December 6, 2023

Applications from China fell -4.2% compared to last year, but still surpassed pre-pandemic levels (27,710 in 2023 vs. 21,250 in 2020) and were more than double five years ago.

In addition, there were 5,680 applications from Hong Kong students, down from 6,010 last year.

The drop is believed to be partly due to travel restrictions that were only recently lifted in China when applications close in January 2023.

“Despite the challenges of Covid and disrupted learning in China and Hong Kong, the UK has the second highest number on record [equal consideration data deadline] applicants from China,” said Chris Kirk, director of UCAS International. “We expect the recent lifting of travel restrictions to lead to an increase in applications between now and the summer.”

Jon Santangelo, spokesman and chief consultant for Chinese study abroad umbrella company BOSSA, said this could be “the inevitable start of a long-term decline that has accelerated given the changing economic and demographic situation” in China, but the trend is not UK specific.

Indian applications increased by 5.4% to a new peak of 9,130 ​​students, while Nigerian applications increased by 23.1% to 2,930.

Although not all international students apply through UCAS, the trends mirror those in the recently released HESA 2021/22 data which showed onslaught in the number of Indian and Nigerian students enrolled in British universities.

“Reforms like the Graduate Route are starting to pay off”

Hollie Chandler, head of policy (higher education) at the Russell Group, said growing demand from countries such as India and Nigeria showed that “reforms like the Graduate Route are starting to pay off”.

The British government is debating whether to cut the length of time foreign graduates can stay and work in the UK from two years to six months, a move widely contested in the sector.

The other top non-EU countries are the US (5,800), Singapore (3,610) and the United Arab Emirates (3,570).
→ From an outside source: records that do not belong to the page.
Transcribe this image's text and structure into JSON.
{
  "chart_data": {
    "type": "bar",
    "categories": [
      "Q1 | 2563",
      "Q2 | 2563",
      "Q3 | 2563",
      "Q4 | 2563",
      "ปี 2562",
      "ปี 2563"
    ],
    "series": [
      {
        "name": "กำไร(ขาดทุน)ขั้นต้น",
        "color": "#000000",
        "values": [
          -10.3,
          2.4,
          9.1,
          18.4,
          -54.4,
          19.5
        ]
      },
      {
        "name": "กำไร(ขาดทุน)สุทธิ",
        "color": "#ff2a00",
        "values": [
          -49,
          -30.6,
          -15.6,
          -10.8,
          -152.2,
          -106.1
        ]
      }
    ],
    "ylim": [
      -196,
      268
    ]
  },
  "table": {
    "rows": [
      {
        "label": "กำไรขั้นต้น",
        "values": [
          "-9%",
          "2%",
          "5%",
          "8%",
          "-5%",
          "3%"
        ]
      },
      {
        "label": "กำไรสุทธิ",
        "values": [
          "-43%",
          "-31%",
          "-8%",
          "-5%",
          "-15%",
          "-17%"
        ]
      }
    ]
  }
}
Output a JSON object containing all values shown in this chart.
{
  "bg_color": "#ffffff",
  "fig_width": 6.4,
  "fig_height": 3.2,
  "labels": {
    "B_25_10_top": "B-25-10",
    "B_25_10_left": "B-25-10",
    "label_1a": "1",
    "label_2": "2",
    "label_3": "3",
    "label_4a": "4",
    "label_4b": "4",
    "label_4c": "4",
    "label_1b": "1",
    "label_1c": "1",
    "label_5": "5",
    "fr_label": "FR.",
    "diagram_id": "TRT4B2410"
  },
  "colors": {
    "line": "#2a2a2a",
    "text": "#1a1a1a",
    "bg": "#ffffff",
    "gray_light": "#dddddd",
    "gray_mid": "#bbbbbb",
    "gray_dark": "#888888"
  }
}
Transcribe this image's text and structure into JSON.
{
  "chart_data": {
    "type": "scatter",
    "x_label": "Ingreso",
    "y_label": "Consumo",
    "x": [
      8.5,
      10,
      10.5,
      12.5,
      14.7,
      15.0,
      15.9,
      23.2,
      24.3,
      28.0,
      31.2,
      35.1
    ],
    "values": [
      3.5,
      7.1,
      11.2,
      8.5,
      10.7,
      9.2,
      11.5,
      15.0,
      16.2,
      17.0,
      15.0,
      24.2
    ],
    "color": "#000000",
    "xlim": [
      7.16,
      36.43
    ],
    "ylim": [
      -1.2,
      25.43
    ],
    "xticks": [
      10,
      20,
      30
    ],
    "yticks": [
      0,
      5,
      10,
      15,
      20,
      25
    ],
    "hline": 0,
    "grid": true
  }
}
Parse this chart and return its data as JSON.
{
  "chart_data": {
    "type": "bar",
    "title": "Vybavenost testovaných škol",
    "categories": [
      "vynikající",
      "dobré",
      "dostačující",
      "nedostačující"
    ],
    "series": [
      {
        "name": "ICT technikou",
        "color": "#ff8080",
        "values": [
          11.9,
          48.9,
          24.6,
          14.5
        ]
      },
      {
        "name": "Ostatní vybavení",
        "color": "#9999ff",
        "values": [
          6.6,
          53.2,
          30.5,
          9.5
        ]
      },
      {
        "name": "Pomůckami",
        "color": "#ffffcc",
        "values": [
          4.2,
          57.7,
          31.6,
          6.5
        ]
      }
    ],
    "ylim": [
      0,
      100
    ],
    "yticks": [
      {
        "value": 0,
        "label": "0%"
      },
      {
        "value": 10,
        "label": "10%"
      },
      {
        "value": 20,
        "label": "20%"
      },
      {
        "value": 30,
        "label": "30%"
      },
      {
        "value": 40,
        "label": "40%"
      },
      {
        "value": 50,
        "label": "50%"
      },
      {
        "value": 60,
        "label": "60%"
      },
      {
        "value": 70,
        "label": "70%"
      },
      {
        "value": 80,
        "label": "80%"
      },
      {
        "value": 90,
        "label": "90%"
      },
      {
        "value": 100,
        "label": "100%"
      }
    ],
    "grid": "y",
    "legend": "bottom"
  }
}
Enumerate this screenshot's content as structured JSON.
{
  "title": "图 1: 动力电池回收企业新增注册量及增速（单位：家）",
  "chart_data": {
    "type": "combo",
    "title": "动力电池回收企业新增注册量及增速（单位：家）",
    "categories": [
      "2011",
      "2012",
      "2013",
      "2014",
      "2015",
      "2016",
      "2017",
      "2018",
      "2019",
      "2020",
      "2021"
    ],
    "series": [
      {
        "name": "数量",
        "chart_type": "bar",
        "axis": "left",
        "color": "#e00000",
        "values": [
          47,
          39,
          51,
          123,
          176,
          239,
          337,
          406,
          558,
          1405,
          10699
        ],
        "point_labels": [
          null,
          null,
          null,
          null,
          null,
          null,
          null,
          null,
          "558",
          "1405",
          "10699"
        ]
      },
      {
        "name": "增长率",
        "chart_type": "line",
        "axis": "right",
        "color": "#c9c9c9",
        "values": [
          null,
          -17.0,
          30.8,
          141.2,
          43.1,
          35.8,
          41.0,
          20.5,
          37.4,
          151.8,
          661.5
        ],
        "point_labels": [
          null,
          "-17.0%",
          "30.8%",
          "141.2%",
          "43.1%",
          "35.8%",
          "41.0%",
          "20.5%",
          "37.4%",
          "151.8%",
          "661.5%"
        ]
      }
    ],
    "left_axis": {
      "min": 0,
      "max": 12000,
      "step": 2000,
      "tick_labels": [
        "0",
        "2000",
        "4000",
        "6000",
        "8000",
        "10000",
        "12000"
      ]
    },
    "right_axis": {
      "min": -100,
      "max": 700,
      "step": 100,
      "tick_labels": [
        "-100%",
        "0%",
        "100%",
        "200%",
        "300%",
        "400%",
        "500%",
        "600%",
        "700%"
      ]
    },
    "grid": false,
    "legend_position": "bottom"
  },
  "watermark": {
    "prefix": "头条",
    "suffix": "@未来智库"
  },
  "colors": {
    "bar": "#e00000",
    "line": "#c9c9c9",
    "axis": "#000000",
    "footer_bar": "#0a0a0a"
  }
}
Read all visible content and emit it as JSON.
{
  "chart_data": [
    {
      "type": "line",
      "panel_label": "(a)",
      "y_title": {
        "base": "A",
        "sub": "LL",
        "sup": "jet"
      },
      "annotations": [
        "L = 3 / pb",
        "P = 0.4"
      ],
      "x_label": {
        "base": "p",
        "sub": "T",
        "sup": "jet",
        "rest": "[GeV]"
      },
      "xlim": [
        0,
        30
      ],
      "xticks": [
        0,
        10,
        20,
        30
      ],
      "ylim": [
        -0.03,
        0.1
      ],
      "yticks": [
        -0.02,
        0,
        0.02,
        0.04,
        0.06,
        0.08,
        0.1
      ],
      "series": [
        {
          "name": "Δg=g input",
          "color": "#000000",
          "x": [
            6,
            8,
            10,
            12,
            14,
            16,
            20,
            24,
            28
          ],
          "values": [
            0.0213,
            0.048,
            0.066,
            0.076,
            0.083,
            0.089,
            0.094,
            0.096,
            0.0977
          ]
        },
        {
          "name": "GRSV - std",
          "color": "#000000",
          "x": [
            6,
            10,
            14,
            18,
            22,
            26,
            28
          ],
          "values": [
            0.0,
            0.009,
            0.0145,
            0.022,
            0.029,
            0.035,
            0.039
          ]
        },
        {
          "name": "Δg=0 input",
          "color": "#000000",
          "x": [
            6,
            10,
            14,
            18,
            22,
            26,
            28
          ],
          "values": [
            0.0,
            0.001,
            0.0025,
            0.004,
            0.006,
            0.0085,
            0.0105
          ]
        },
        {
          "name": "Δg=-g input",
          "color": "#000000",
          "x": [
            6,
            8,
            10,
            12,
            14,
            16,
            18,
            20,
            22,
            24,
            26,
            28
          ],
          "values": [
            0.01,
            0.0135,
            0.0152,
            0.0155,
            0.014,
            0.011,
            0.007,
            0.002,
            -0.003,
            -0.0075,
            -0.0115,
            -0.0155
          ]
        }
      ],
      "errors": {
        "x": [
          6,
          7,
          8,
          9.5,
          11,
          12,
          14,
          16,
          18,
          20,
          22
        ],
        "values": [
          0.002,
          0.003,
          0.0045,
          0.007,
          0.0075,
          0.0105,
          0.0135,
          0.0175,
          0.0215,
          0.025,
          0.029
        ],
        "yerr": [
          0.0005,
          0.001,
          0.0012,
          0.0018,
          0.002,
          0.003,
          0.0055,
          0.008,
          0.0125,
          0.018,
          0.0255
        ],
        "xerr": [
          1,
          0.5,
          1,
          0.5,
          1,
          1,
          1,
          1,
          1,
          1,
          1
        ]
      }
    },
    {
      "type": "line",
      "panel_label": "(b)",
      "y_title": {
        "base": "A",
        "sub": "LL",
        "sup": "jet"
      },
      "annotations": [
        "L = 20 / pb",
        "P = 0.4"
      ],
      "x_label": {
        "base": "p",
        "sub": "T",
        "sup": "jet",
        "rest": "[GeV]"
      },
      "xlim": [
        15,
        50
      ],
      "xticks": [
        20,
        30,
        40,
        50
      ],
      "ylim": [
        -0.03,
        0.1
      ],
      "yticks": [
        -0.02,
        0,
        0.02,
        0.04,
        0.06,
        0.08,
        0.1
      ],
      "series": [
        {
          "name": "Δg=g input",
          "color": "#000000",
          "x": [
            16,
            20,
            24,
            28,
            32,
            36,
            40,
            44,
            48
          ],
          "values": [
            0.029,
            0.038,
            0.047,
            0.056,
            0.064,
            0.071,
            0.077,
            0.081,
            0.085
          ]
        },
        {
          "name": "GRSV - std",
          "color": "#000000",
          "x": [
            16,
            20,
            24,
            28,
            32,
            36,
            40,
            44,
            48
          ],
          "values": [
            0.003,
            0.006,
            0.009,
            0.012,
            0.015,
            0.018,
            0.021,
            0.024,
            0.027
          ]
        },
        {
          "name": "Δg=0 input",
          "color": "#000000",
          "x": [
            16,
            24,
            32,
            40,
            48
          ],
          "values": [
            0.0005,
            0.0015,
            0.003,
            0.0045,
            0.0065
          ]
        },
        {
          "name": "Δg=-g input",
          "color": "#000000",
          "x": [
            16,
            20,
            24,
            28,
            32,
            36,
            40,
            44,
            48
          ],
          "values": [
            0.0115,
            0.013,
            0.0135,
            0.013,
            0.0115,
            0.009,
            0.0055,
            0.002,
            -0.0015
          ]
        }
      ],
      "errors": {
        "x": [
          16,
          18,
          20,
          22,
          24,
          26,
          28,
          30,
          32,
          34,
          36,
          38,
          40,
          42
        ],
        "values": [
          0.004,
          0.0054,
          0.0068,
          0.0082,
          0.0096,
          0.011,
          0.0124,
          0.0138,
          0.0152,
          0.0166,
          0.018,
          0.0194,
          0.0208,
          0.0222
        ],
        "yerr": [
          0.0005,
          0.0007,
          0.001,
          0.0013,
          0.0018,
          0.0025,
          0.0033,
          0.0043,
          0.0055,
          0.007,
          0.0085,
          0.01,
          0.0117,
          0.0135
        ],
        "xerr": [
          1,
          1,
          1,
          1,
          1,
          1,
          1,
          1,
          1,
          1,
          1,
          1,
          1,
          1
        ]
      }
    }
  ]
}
All these regions saw an increase in the number of applications.

Applications from EU countries fell by 2% year-on-year, with the numbers less than half of what they were before the Brexit vote in 2016. Some EU countries saw growth last year, including Bulgaria, Slovakia and the Netherlands.

Ireland remained the top source country in the EU with 5,010 applications (up from 5,100 in 2022), followed by France with 2,690 applications (up from 2,700 in 2022).

Total applications through the platform, including UK students, fell by -2.3% but were higher than pre-pandemic levels.

“This is another complex cycle with a myriad of global and national factors influencing demand, all in the context of a growing demographic and high employment rates,” said UCAS Chief Executive Clare Marchant.